Seguí el imaginario camino trazado por las cejas de mi amigo hasta que el recorrido visual chocó con Yuli quien, sentada en la barra de la lonchería, sin apartarme la mirada, tomó una de las mitades de su torta de milanesa y, antes de ponérsela en la boca, dijo en voz alta y con tierna firmeza: “¡A que no te atreves!”. La invitación era clara, contundente, dirigida hacia mí, el mozo que siempre la había pretendido desde las sombras de la cobardía. La suerte al fin tocaba mi puerta. Sólo tenía que corresponder la invitación mordiendo la torta en el extremo opuesto a su boca para, al cabo de unos cuantos bocados, encontrarme con sus labios, como en aquella clásica escena donde La Dama y El Vagabundo se besan por accidente al comer espagueti. La ecuación resultaba simple, pero incluso siendo así, ¡tonto de mí!, no lograba animarme, romper de golpe la timidez que me confería (y me sigue confiriendo) un halo de falsa prudencia. Entonces comenzaron los “¡Órale, no seas puto!”, típico grito de guerra entre mi flota, y no tuve más opción que ir por esa torta de milanesa o, para ser más exactos, por la chica que se ocultaba detrás de ella, por el genuino noviazgo que desde entonces y por alrededor de ocho meses marcó mis días.

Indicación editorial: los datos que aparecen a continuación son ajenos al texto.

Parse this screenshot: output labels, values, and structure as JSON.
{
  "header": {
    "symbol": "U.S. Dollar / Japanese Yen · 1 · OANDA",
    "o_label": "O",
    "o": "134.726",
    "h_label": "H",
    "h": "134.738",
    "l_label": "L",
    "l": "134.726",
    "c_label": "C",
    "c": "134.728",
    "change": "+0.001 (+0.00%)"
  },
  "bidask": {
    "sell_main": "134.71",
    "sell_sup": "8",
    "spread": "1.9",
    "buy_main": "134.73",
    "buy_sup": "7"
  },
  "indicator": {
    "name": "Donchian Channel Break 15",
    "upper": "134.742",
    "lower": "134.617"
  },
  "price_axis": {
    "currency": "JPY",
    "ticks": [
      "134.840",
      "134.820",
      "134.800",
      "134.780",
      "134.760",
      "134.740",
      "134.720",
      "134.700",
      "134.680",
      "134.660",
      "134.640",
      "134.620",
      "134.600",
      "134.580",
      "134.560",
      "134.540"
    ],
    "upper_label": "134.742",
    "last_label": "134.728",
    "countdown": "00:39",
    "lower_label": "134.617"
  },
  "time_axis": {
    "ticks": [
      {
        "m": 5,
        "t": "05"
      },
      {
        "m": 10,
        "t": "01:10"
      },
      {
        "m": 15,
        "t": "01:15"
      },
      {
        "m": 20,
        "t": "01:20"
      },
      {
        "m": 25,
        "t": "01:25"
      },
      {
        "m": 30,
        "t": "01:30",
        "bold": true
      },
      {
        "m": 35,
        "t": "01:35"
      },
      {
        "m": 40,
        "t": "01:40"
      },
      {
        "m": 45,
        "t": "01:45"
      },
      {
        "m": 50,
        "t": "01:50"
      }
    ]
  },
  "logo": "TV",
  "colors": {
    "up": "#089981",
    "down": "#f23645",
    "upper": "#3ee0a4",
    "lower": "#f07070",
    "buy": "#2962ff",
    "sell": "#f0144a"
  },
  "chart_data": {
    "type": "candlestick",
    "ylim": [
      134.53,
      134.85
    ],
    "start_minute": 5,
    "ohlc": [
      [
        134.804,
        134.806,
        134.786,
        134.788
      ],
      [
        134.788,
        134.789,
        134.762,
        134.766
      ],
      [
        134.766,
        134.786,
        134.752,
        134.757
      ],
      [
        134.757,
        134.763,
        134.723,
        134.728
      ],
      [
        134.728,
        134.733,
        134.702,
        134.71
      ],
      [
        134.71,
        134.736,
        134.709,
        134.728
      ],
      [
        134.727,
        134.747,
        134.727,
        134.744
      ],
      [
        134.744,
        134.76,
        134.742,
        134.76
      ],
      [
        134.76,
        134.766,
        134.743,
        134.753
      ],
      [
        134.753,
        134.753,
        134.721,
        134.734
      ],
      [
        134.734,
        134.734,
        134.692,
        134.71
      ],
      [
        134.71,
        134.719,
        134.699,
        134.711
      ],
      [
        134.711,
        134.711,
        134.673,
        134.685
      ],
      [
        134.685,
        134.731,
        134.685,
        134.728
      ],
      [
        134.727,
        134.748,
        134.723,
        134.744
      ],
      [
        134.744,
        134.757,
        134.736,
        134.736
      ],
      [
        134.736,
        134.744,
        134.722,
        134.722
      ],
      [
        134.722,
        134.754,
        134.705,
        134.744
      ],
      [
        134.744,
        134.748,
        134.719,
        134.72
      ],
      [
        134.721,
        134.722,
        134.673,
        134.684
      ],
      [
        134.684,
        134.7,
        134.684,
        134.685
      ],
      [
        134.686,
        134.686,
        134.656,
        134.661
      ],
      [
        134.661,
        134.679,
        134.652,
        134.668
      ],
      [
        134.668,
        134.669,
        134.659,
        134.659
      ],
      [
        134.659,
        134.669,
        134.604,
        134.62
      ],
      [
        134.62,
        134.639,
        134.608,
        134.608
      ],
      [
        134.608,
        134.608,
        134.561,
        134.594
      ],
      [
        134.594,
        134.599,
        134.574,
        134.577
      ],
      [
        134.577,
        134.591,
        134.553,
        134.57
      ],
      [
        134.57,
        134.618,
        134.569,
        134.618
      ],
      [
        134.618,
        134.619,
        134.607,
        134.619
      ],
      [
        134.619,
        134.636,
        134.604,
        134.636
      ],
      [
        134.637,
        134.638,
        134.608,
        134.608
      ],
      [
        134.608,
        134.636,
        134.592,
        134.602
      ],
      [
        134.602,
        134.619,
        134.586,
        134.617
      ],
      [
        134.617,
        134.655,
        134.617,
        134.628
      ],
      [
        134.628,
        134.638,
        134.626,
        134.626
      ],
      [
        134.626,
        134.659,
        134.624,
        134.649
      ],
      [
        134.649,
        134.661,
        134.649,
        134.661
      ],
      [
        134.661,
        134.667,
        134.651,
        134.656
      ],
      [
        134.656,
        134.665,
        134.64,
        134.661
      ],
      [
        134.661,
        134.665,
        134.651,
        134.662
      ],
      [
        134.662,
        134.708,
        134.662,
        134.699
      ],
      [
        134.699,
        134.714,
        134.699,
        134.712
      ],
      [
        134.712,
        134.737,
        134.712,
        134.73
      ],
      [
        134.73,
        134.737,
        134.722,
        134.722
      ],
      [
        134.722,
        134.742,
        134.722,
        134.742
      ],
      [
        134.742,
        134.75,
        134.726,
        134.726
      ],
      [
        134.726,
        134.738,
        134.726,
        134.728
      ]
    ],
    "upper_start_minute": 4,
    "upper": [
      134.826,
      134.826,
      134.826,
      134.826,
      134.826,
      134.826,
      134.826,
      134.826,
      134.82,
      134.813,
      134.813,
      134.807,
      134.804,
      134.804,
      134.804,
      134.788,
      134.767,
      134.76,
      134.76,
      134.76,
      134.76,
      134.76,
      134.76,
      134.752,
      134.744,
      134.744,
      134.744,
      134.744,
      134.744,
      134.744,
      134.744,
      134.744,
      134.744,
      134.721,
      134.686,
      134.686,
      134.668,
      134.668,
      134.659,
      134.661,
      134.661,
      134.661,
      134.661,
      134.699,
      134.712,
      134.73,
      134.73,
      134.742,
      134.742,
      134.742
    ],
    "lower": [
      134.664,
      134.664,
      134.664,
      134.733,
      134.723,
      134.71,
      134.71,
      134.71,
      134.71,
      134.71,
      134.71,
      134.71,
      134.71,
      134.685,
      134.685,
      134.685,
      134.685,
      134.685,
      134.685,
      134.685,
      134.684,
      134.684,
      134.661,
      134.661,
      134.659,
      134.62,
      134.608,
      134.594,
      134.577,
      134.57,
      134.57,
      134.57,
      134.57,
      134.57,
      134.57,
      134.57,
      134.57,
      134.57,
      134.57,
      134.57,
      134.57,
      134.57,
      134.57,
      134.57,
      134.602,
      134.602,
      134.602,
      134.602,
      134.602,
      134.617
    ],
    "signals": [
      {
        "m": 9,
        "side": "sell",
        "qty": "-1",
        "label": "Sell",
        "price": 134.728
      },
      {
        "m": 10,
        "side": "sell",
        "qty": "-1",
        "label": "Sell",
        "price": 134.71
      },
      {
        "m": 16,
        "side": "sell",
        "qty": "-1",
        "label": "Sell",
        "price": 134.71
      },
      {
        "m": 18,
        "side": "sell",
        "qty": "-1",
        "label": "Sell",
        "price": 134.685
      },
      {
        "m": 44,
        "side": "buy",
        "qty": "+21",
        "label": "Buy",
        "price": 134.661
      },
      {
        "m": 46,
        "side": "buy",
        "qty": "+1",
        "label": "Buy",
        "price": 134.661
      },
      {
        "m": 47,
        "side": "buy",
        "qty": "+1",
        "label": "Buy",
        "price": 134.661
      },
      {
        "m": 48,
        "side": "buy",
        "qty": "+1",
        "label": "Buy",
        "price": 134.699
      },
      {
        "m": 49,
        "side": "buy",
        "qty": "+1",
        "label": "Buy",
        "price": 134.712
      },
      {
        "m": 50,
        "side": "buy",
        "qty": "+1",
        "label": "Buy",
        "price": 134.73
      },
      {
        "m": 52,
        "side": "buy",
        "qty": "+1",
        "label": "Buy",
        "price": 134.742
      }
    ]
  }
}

El sabor de la torta, el número de mordiscos, la reacción de doña Adela y mis amigos, el destino de la moneda que resguardaba en una de mis manos, son aspectos que traigo a mi memoria con esfuerzo miope, pues en su momento ni siquiera les presté interés. En tanto ejecutaba el reto abriéndome paso entre bolillo, carne empanada, queso Oaxaca, aguacate, lechuga y jitomate, yo sólo tenía los ojos puestos en Yuli. A ratos sorprendido, a ratos feliz, a ratos orgulloso, admiraba esos vellos que resaltaban la blancura de sus brazos por arte (luego supe) del agua oxigenada; ese par de ojos almendrados que sólo conocía gracias a los retratos occidentalizados de Cristo; y, ¡ah, de nuevo!, esos labios mitológicos que me siguen cautivando y que hoy… se mantienen serios, sellados, lívidos y adornados con un rojo apresurado, en eterno silencio.
A punto de darle la última despedida, a un costado de su féretro, todavía escucho a Yuli diciéndome en voz baja y con fúnebre firmeza: “A que no te atreves”. Ya no hay candor ni tortas ni besos de por medio, sólo una profunda tristeza que me paraliza. ¿Cómo pasamos del “hola” al “adiós”? Esta vez no podré con el reto.